When working with streaming text (like from an LLM), you need to collect tokens until you have complete sentences. Here’s a simplified approach to process text chunks that arrive as paragraphs:

1import re
2import asyncio
3from deepgram import DeepgramClient, SpeakOptions
4
5def chunk_by_sentence(text):
6 # Split text at sentence boundaries (periods, question marks, exclamation points)
7 # while preserving the punctuation
8 sentences = re.split(r'(?<=[.!?])\s+', text)
9
10 # Remove any empty chunks
11 return [sentence for sentence in sentences if sentence]
12
13class SimpleTextChunker:
14 def __init__(self, tts_client):
15 self.queue = [] # Queue to store incoming paragraph chunks
16 self.processed_sentences = set()
17 self.tts_client = tts_client
18
19 async def process_text_stream(self, paragraph):
20 """Process an array of paragraph chunks, each containing 1-2 sentences"""
21
22 # Queue paragraph as it arrives (simulating fast reception)
23 self.queue.append(paragraph)
24 print(f"Received and queued paragraph: {paragraph}")
25
26 # You could preprocess paragraphs here and split them by more than just sentence boundaries
27
28 # Process the queue
29 while self.queue:
30 # Get the next paragraph from the queue
31 paragraph = self.queue.pop(0)
32
33 # Split paragraph into sentences using our chunk_by_sentence function
34 sentences = chunk_by_sentence(paragraph)
35
36 # Process each sentence
37 for sentence in sentences:
38 if sentence and sentence not in self.processed_sentences:
39 # Send the sentence to TTS
40 print(f"Sending sentence to TTS: {sentence}")
41 audio_response = await self.tts_client.sync_speak({
42 "text": sentence,
43 "model": "aura-2-thalia-en",
44 "sample_rate": 24000
45 })
46 # In a real app, you would play this audio immediately
47 self.processed_sentences.add(sentence)
48
49# Example usage with an array of paragraph chunks
50async def main():
51 # This simulates text coming in as paragraph chunks from an LLM
52 paragraph_chunks = [
53 "Deepgram's TTS API offers low latency. It works great for voice agents.",
54 "This approach simulates receiving chunks as paragraphs. Each paragraph may contain one or two sentences.",
55 "Try it today!

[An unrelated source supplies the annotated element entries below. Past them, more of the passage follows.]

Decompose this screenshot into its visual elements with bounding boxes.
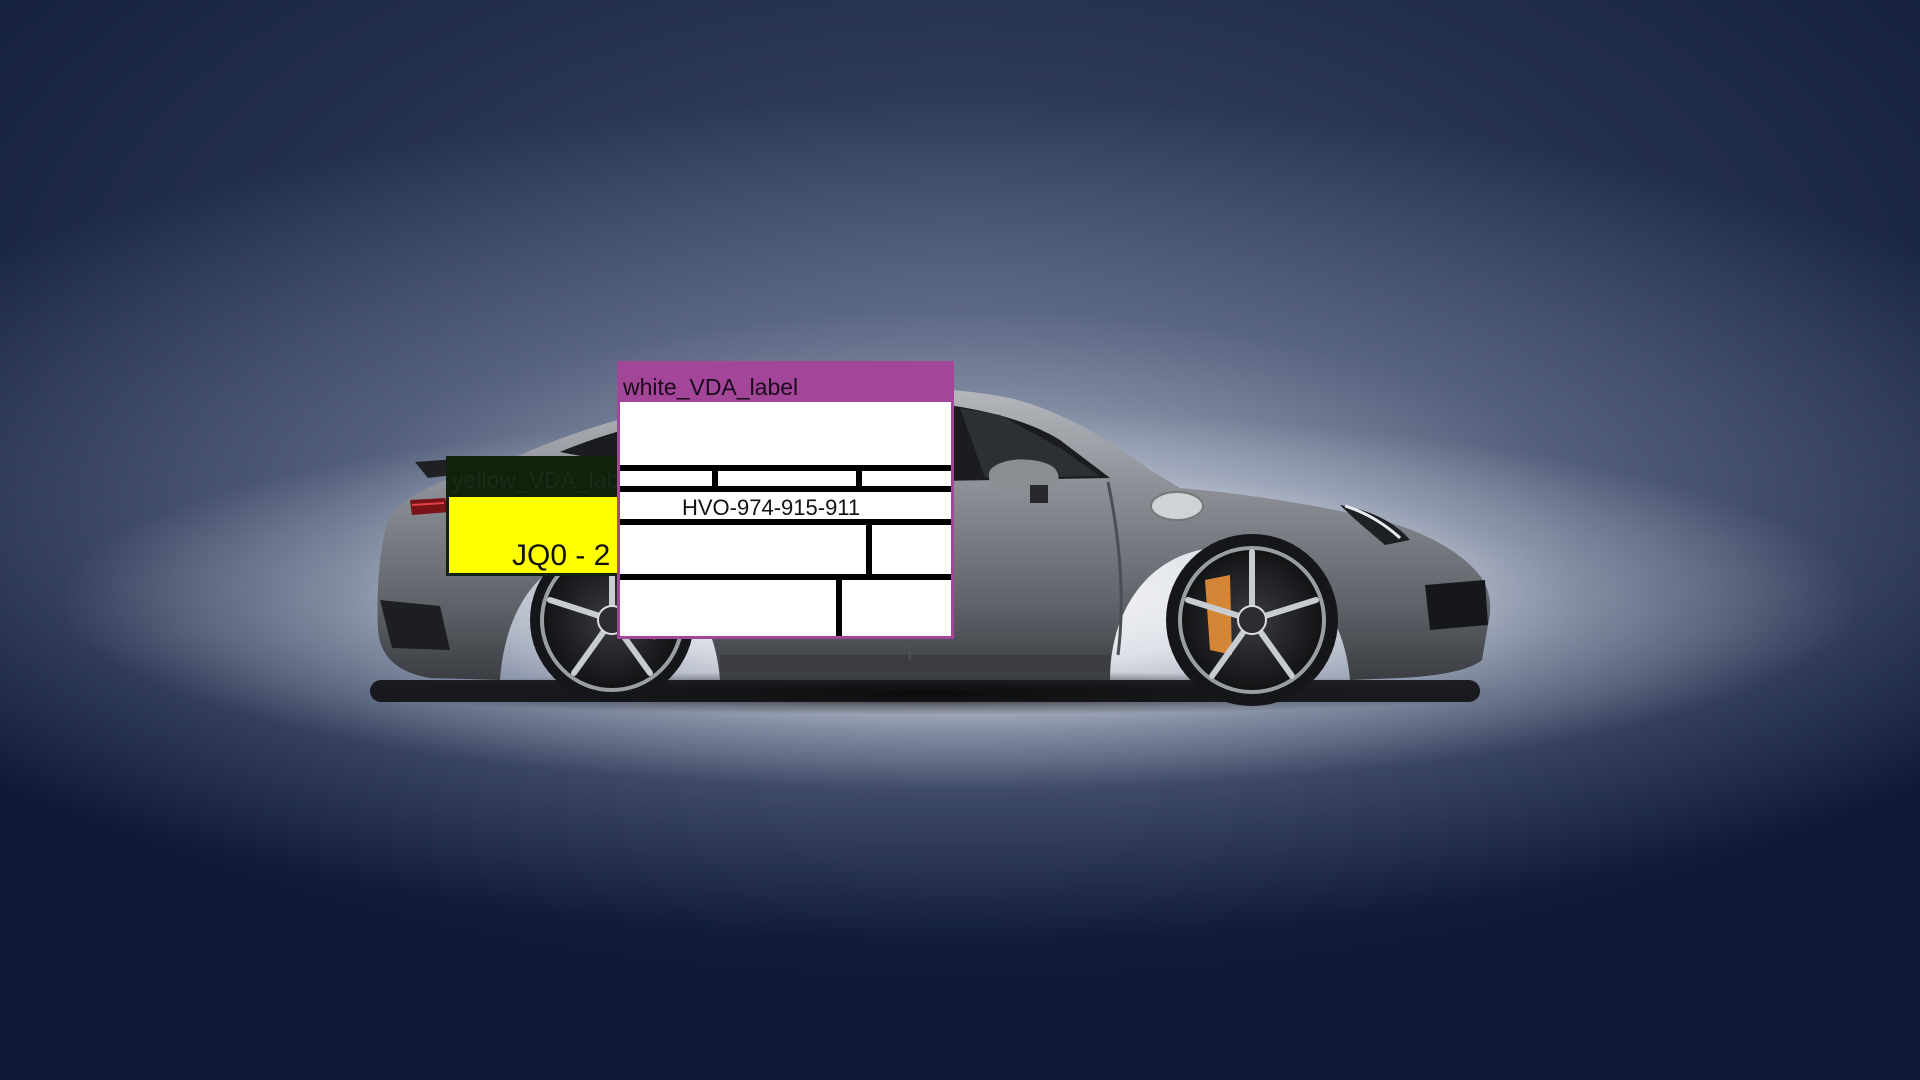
- white-label-serial: HVO-974-915-911: [682, 495, 861, 520]
- yellow-label-title: yellow_VDA_lab: [449, 459, 628, 497]
- grid-line: [620, 465, 951, 471]
- car-icon: [350, 386, 1510, 715]
- grid-line: [620, 574, 951, 580]
- grid-line: [836, 577, 842, 636]
- grid-line: [620, 486, 951, 492]
- grid-line: [856, 468, 862, 488]
- scene: yellow_VDA_lab JQ0 - 2 white_VDA_label H…: [0, 0, 1920, 1080]
- grid-line: [712, 468, 718, 488]
- grid-line: [866, 522, 872, 574]
- grid-line: [620, 519, 951, 525]
- white-vda-label[interactable]: white_VDA_label HVO-974-915-911: [617, 361, 954, 639]
- yellow-vda-label[interactable]: yellow_VDA_lab JQ0 - 2: [446, 456, 631, 576]
- yellow-label-code: JQ0 - 2: [512, 539, 611, 572]
- white-label-title: white_VDA_label: [620, 364, 951, 402]
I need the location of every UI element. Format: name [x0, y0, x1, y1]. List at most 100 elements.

You'll be impressed with the results."
56 ]
57
58 # Set up TTS client
59 deepgram = DeepgramClient()
60 tts_client = deepgram.speak
61
62 # Set up listeners for TTS events to handle audio data and connection status
63
64 chunker = SimpleTextChunker(tts_client)
65 # Process each paragraph sequentially
66 for paragraph in paragraph_chunks:
67 await chunker.process_text_stream(paragraph)
68
69# Run the example
70if __name__ == "__main__":
71 asyncio.run(main())

For complete details on implementing the TTS WebSocket connection, see our guide on Real-Time TTS with WebSockets.

Processing Chunked Text

After creating chunks, you have two main options for processing them:

Sequential Processing

Process each chunk in sequence, prioritizing the first chunk:

1async def process_chunks_sequential(chunks, tts_function):
2 results = []
3 for i, chunk in enumerate(chunks):
4 # You might prioritize the first chunk for faster response
5 result = await tts_function(chunk)
6 results.append(result)
7 return results

Setting Chunk Size

For most applications, sentences work well as chunks. If you need finer control:

  • Voice assistants: Aim for 50-100 character chunks
  • Call center bots: Use complete sentences (most natural)
  • Long-form content: Larger chunks (200-400 characters) preserve intonation

Other Chunking Strategies

If you need more advanced chunking methods, search for these techniques:

  • Clause-based chunking: Splits long sentences at commas and semicolons
  • NLP-based chunking: Uses natural language processing to find semantic boundaries
  • Adaptive chunking: Adjusts chunk size based on content complexity
  • First-chunk optimization: Specially optimizes the first chunk for minimal latency
  • SSML chunking: Handles Speech Synthesis Markup Language tags when chunking

For WebSocket implementation details to stream the chunked audio, see our guide on Real-Time TTS with WebSockets.